The National Company Law Appellate Tribunal (NCLAT) hearing petitions with respect to IL&FS resolution on Monday directed the new management of debt-ridden firm to submit details of investment made by pension and provident funds in its four group firms along with details of and financial liabilities of those entities.
These four ‘amber’ companies are — Hazribagh Ranchi Expressway, Jharkhand Road Project Implementation Company, Moradabad Bareily Expressway and West Gujarat Expressway.
The appellate bankruptcy court observed that the money invested by pension fund, and PFs does not belong to IL&FS companies and is related to the employees. Therefore it should be released first when loan repayments begin.
IANS was first to report on April 1 about NCLAT’s plan to come to the rescue of funds that invested pension money of employees in IL&FS bonds.
During the proceedings of the appellate tribunal on Monday, a two-member bench headed by Justice S.J. Mukhopadhaya also made clear that it has not stopped IL&FS and its group entities from going for resolution process.
The court has asked the new management of the insolvent company to provide it details of PF and pension funds investment in individual “amber” entities. There are 13 such entities and court has first taken out four for preparing the chart on investment and held that the remaining nine should also give details of PFs investment by courts during next hearing on April 16.
The move, legal experts said, should be seen as the court’s efforts to ensure that investments by pension and PF trusts is not lost in any resolution plan for IL&FS and that these get priority even when repayment start for “amber” grouped entities where firms are expected to meet only operational payment obligations.
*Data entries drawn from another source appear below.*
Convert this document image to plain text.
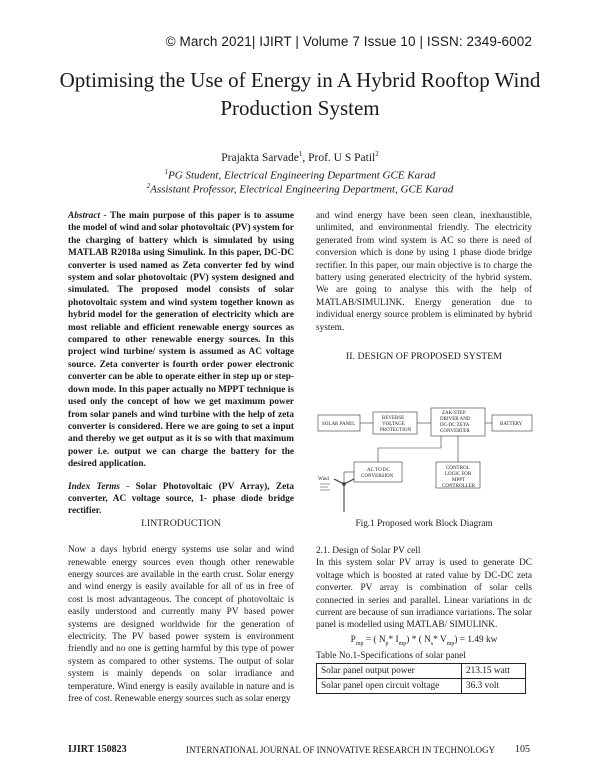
© March 2021| IJIRT | Volume 7 Issue 10 | ISSN: 2349-6002
Optimising the Use of Energy in A Hybrid Rooftop Wind Production System
Prajakta Sarvade$^1$, Prof. U S Patil$^2$
$^1$PG Student, Electrical Engineering Department GCE Karad
$^2$Assistant Professor, Electrical Engineering Department, GCE Karad
Abstract - The main purpose of this paper is to assume the model of wind and solar photovoltaic (PV) system for the charging of battery which is simulated by using MATLAB R2018a using Simulink. In this paper, DC-DC converter is used named as Zeta converter fed by wind system and solar photovoltaic (PV) system designed and simulated. The proposed model consists of solar photovoltaic system and wind system together known as hybrid model for the generation of electricity which are most reliable and efficient renewable energy sources as compared to other renewable energy sources. In this project wind turbine/ system is assumed as AC voltage source. Zeta converter is fourth order power electronic converter can be able to operate either in step up or step-down mode. In this paper actually no MPPT technique is used only the concept of how we get maximum power from solar panels and wind turbine with the help of zeta converter is considered. Here we are going to set a input and thereby we get output as it is so with that maximum power i.e. output we can charge the battery for the desired application.
Index Terms - Solar Photovoltaic (PV Array), Zeta converter, AC voltage source, 1- phase diode bridge rectifier.
I.INTRODUCTION
Now a days hybrid energy systems use solar and wind renewable energy sources even though other renewable energy sources are available in the earth crust. Solar energy and wind energy is easily available for all of us in free of cost is most advantageous. The concept of photovoltaic is easily understood and currently many PV based power systems are designed worldwide for the generation of electricity. The PV based power system is environment friendly and no one is getting harmful by this type of power system as compared to other systems. The output of solar system is mainly depends on solar irradiance and temperature. Wind energy is easily available in nature and is free of cost. Renewable energy sources such as solar energy
and wind energy have been seen clean, inexhaustible, unlimited, and environmental friendly. The electricity generated from wind system is AC so there is need of conversion which is done by using 1 phase diode bridge rectifier. In this paper, our main objective is to charge the battery using generated electricity of the hybrid system. We are going to analyse this with the help of MATLAB/SIMULINK. Energy generation due to individual energy source problem is eliminated by hybrid system.
II. DESIGN OF PROPOSED SYSTEM
SOLAR PANEL
REVERSE
VOLTAGE
PROTECTION
ZAK-STEP
DRIVER AND
DC-DC ZETA
CONVERTER
BATTERY
CONTROL
LOGIC FOR
MPPT
CONTROLLER
AC TO DC
CONVERSION
Wind
Fig.1 Proposed work Block Diagram
2.1. Design of Solar PV cell
In this system solar PV array is used to generate DC voltage which is boosted at rated value by DC-DC zeta converter. PV array is combination of solar cells connected in series and parallel. Linear variations in dc current are because of sun irradiance variations. The solar panel is modelled using MATLAB/ SIMULINK.
$P_{mp}$ = ( $N_p*$ $I_{mp}$) * ( $N_s*$ $V_{mp}) = 1.49$ kw
Table No.1-Specifications of solar panel
Solar panel output power	213.15 watt
Solar panel open circuit voltage	36.3 volt
IJIRT 150823	INTERNATIONAL JOURNAL OF INNOVATIVE RESEARCH IN TECHNOLOGY 105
Thousands of crores of money of more than 15 lakh employees of both public and private sector companies have exposure to IL&FS bonds. As these investments were classified as unsecured debt, funds feared that all money would be lost if all market-related risks fell on them.
Under the resolution plan, the government has categorised IL&FS group companies into green, amber and red categories based on their financial position.
Firms classified as “green” would continue to meet their payment obligations, while “amber” category firms can meet only operational payment obligations to senior secured financial creditors.
Those under the “red” category are the entities which cannot meet their payment obligations at all.
At the previous hearing on March 19, IL&FS had informed NCLAT that out of its 169 domestic companies, 50 entities (earlier 21) have been classified as green, while 13 (earlier 10) have been classified as amber and 80 as red. The total outstanding debt of the 13 amber companies is Rs 16,373 crore.
As green group companies are meeting all their payment obligations, the fear of loss of investment in these entities is negligible. But PF and Pension funds feared that all their money would be lost in “amber” entities.
The NCLAT has sought details of all financial creditors who have raised money from PF and Pension funds and have exposure in amber entities. This will ensure that once asset-liability profiling of these group of companies is complete and the government and the new IL&FS management comes up with a repayment or resolution plan, dues to retirement funds is settled in full.
More than 50 retirement funds covering over 15 lakh employees have exposure to IL&FS. PF trusts of state electricity boards, public sector undertakings (PSUs) and banks are among them. The provident and pension fund trusts have also filed intervening applications in NCLAT stating that they stand to lose all the money since the bonds are under unsecured debt.
IL&FS is currently under resolution process at the National Company Law Tribunal (NCLT). The process will decide under Section 53 of the Insolvency and Bankruptcy Code (IBC) the order of priority for distribution of proceeds of the process.